Total’s retreat from Iran illuminates the gravitational force business pragmatism exerts on high-altitude geopolitics. The European Union passed a “blocking statute” on Aug. 7 providing legal cover for companies ignoring sanctions reinstated after the US withdrew from the Joint Comprehensive Plan of Action (JCPOA) on Iranian nuclear development. But the US still can limit access to its markets and banks.
Forced to choose between American business and its 50.1% operating interest in 11th-phase development of supergiant South Pars gas field, Total—like several other European companies also fleeing the Islamic Republic—made the ground-level decision.
Curtailed oil exports
Capital flight represents one problem for Iran occasioned by US withdrawal from the JCPOA. Another problem is curtailed exports of perhaps 1 million b/d of crude oil and gas liquids starting Nov. 4. Iran has experienced this before, of course. Atop US sanctions long in effect, the country endured the more-damaging international measures imposed in 2012 and relaxed when JCPOA took effect in January 2016. In addition to restricting oil exports, those sanctions hobbled financial transactions and froze $120 billion of Iranian reserves in foreign banks. The Iranian economy contracted by an estimated 9%/year. Economic distress made domestic pressure for sanctions relief the dominant motive for President Hassan Rhouani in negotiations with China, France, Germany, Russia, the UK, and the US that produced the JCPOA.
Whether reinstatement of sanctions will exert comparable pressure is unclear. External conditions have changed. The 2012-15 sanctions had international support; now, the US is acting unilaterally. Also, as European companies decamp from Iran, China and Russia will fill whatever business voids they can; indeed, China National Petroleum Corp., with 30% of South Pars 11, is rumored to be negotiating to replace Total. And China and India will crave Iranian oil needing new buyers. China might seek oil-price concessions in exchange for South Pars investment.

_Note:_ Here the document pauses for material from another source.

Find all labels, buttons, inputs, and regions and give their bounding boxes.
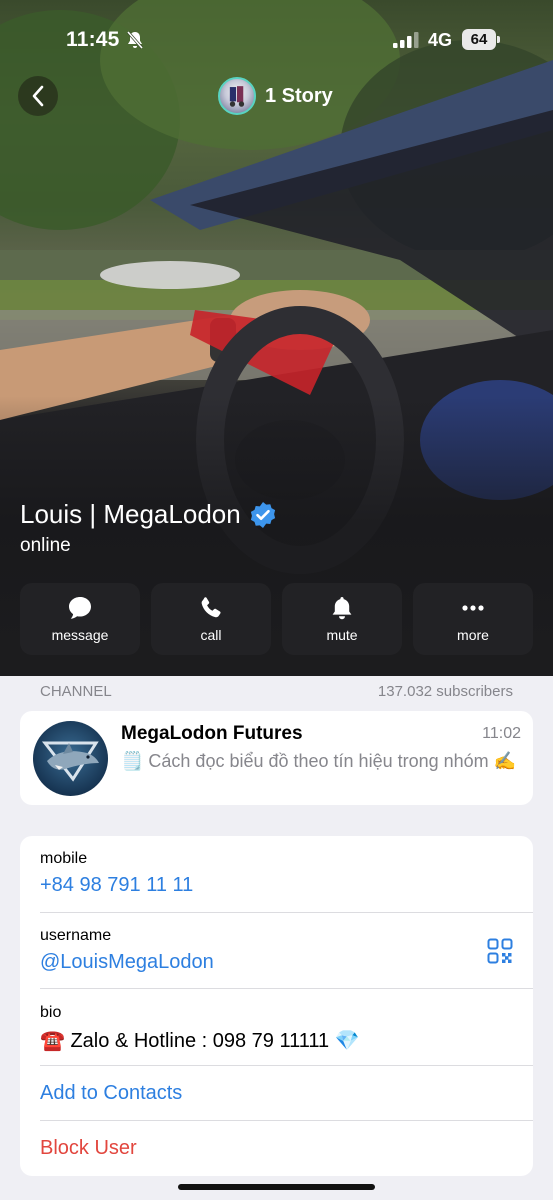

India can use Iranian exports as a lever in negotiations with the US over waivers of indirect sanctions against Indian companies working in Iran.
If those were the only considerations, Iran might be able to parry the US economic assault. As always, however, internal politics shapes events as much if not more than outside manipulation. Politically, Iran seems more strained than usual.
Iranians are said generally not to support the oppressive and corrupt Islamic regime. They’re disappointed that Rhouani’s agreement to freeze nuclear development hasn’t yielded genuine prosperity—a failure that has provoked open criticism from Supreme Leader Ali Khamenei. And in protests that began last December in Mashhad and spread to other cities in January, discontent focused not on foreign antagonists but on diversion of Iranian treasure needed by Iranians to expansionism in Gaza, Syria, and Lebanon (OGJ, Jan. 15, 2018, p. 25).
Politically, therefore, Iran might be less resilient to the economic disturbance from sanctions today than it was in 2012. So how will it respond, and how might that response affect geopolitics and oil markets?
Writing for Foreign Policy, Dennis Ross of the Washington Institute suggests Iran ultimately will be as pragmatic as the companies now leaving under American coercion. “When the regime feels truly squeezed,” he writes, “its historic pattern is to adjust its behavior.” As domestic discontent rises, the regime will “look for a way out and be willing to talk.”
Escape route: Russia
And it’s likely to find that escape route in Russia, the mediation of which, Ross thinks, Iranian leaders will seek early next year. “They see how [US President Donald] Trump relates to [Russian President Vladimir] Putin, and with Putin’s interest in demonstrating Russian clout on the world stage, he will gladly be the arbiter between the United States and Iran.”
Two more questions, then: Whose interests might most be served by such a resolution? And by how much should the answer be influenced by recognition that Iran, Russia, and the US together account for 32% of global production of crude oil?